Stando a quanto riferisce The Times of Israel, diversi media israeliani hanno citato una fonte governativa di alto livello che suggerisce che Gantz stia cercando di far cadere il governo di proposito, tuttavia sottolineando che l’incontro è stato approvato in anticipo dal primo Ministro Naftali Bennett.

Le critiche all’incontro, la prima discussione di alto livello faccia a faccia tra le parti in più di un decennio, hanno sottolineato la stretta politica richiesta dal gabinetto poli-partitico di Israele sulle fragili questioni diplomatiche, specialmente riguardo ai palestinesi.

Il governo, guidato dal leader nazionalista Bennett, include partiti sia di estrema destra che di estrema sinistra dello spettro politico, e i leader hanno chiarito che il governo non ha il capitale politico per perseguire un riavvio dei colloqui con i palestinesi.

I colloqui sono arrivati mentre Bennett tornava da Washington dopo aver incontrato il presidente degli Stati Uniti Joe Biden. Biden ha sollevato la questione palestinese con il nuovo leader israeliano durante le loro discussioni e Bennett ha promesso di sostenere il governo e l’economia dell’AP in difficoltà, anche se ha esplicitamente escluso di lavorare per creare uno stato palestinese indipendente.
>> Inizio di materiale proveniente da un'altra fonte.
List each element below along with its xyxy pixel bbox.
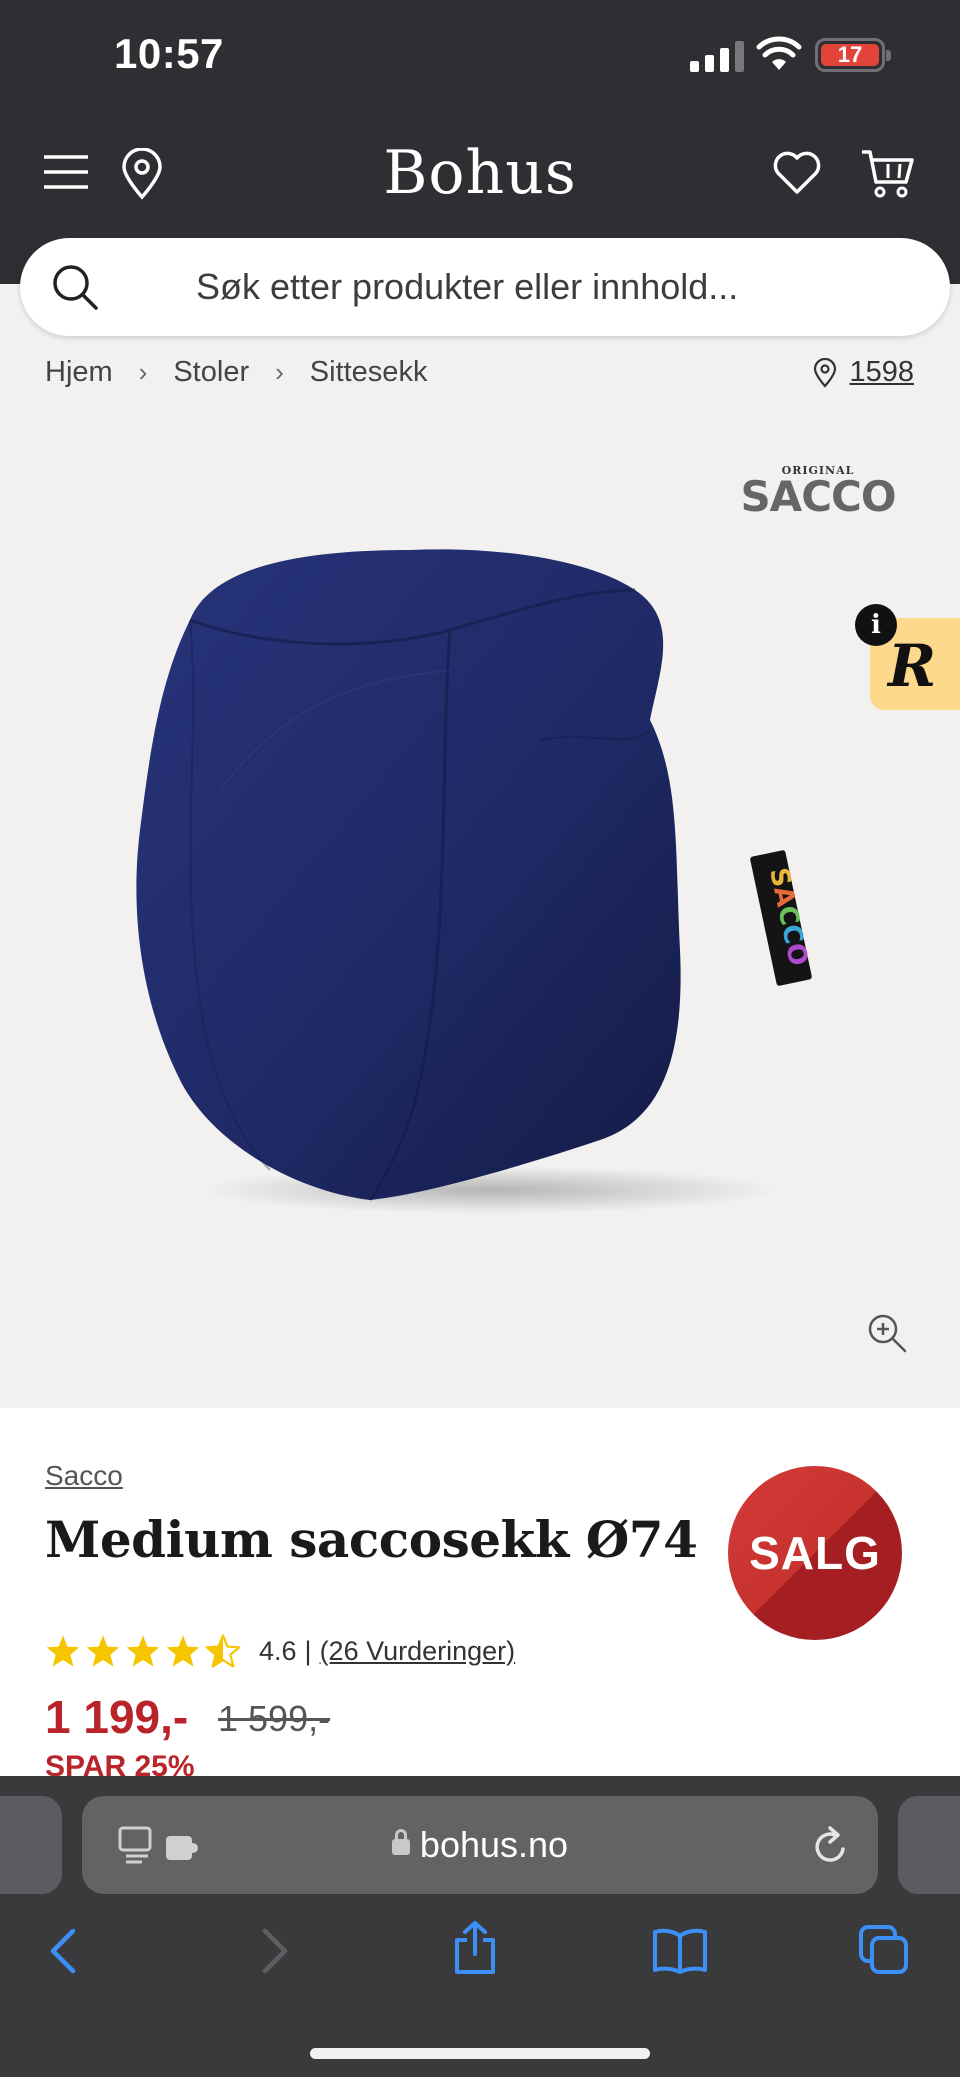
status-time: 10:57	[114, 30, 224, 77]
star-icon	[126, 1635, 160, 1667]
store-selector[interactable]: 1598	[813, 356, 914, 389]
breadcrumb: Hjem › Stoler › Sittesekk	[45, 356, 427, 389]
breadcrumb-hjem[interactable]: Hjem	[45, 356, 113, 389]
heart-icon[interactable]	[772, 150, 822, 196]
star-icon	[86, 1635, 120, 1667]
rating-value: 4.6	[259, 1635, 297, 1666]
sacco-brand-logo: ORIGINAL SACCO	[738, 464, 898, 521]
bookmarks-icon[interactable]	[652, 1928, 708, 1974]
product-rating: 4.6 | (26 Vurderinger)	[45, 1634, 515, 1668]
sale-badge: SALG	[728, 1466, 902, 1640]
share-icon[interactable]	[452, 1920, 498, 1976]
current-price: 1 199,-	[45, 1691, 189, 1743]
search-bar[interactable]: Søk etter produkter eller innhold...	[20, 238, 950, 336]
store-number[interactable]: 1598	[849, 356, 914, 389]
product-title: Medium saccosekk Ø74	[45, 1510, 698, 1569]
cart-icon[interactable]	[860, 148, 916, 200]
reviews-link[interactable]: (26 Vurderinger)	[320, 1636, 516, 1667]
wifi-icon	[756, 36, 802, 70]
reload-icon[interactable]	[812, 1826, 850, 1866]
home-indicator	[310, 2048, 650, 2059]
search-icon[interactable]	[50, 262, 100, 312]
star-icon	[46, 1635, 80, 1667]
breadcrumb-sittesekk[interactable]: Sittesekk	[310, 356, 428, 389]
store-location-icon	[814, 357, 837, 388]
tabs-icon[interactable]	[858, 1924, 910, 1976]
back-icon[interactable]	[48, 1928, 78, 1974]
chevron-right-icon: ›	[138, 357, 148, 387]
battery-icon: 17	[815, 38, 891, 72]
previous-tab-preview[interactable]	[0, 1796, 62, 1894]
zoom-in-icon[interactable]	[866, 1312, 908, 1354]
info-icon[interactable]: i	[855, 604, 897, 646]
url-display[interactable]: bohus.no	[82, 1824, 878, 1866]
half-star-icon	[205, 1634, 241, 1668]
product-image-beanbag[interactable]: SACCO	[120, 520, 840, 1220]
cellular-signal-icon	[690, 40, 744, 72]
star-icon	[166, 1635, 200, 1667]
next-tab-preview[interactable]	[898, 1796, 960, 1894]
forward-icon[interactable]	[260, 1928, 290, 1974]
brand-logo-text: SACCO	[740, 472, 896, 521]
review-widget-letter: R	[888, 632, 937, 700]
brand-link[interactable]: Sacco	[45, 1460, 123, 1492]
product-info: Sacco Medium saccosekk Ø74 SALG 4.6 | (2…	[0, 1408, 960, 1783]
browser-toolbar: bohus.no	[0, 1776, 960, 2077]
original-price: 1 599,-	[218, 1698, 331, 1739]
search-input[interactable]: Søk etter produkter eller innhold...	[196, 266, 738, 308]
chevron-right-icon: ›	[275, 357, 284, 387]
url-text[interactable]: bohus.no	[420, 1824, 568, 1865]
battery-level: 17	[821, 42, 879, 67]
status-bar: 10:57 17	[0, 0, 960, 112]
breadcrumb-stoler[interactable]: Stoler	[173, 356, 249, 389]
lock-icon	[391, 1829, 410, 1855]
address-bar[interactable]: bohus.no	[82, 1796, 878, 1894]
rating-separator: |	[304, 1635, 312, 1666]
Nonostante dovesse essere un incontro da mantenere riservato, l’ufficio di Gantz ha annunciato la visita alla stampa domenica sera, e lunedì ha informato i giornalisti sulla discussione e ha annunciato una serie di passi di buona volontà, compreso un accordo per trasferire 500 milioni di NIS (pari a 155 milioni di dollari) all’AP, che ha descritto come un “prestito”, da ripagare con entrate fiscali sequestrate che Israele trattiene dall’AP per compensare gli stipendi pagati ai terroristi.

«Più forte è l’Autorità palestinese, più debole sarà Hamas», ha detto Gantz ai giornalisti «E maggiore sarà la sua capacità di governare, più sicurezza avremo e meno avremo da fare».

Un funzionario vicino a Bennett ha minimizzato l’incontro lunedì, riaffermando che non ci saranno negoziati di pace con i palestinesi.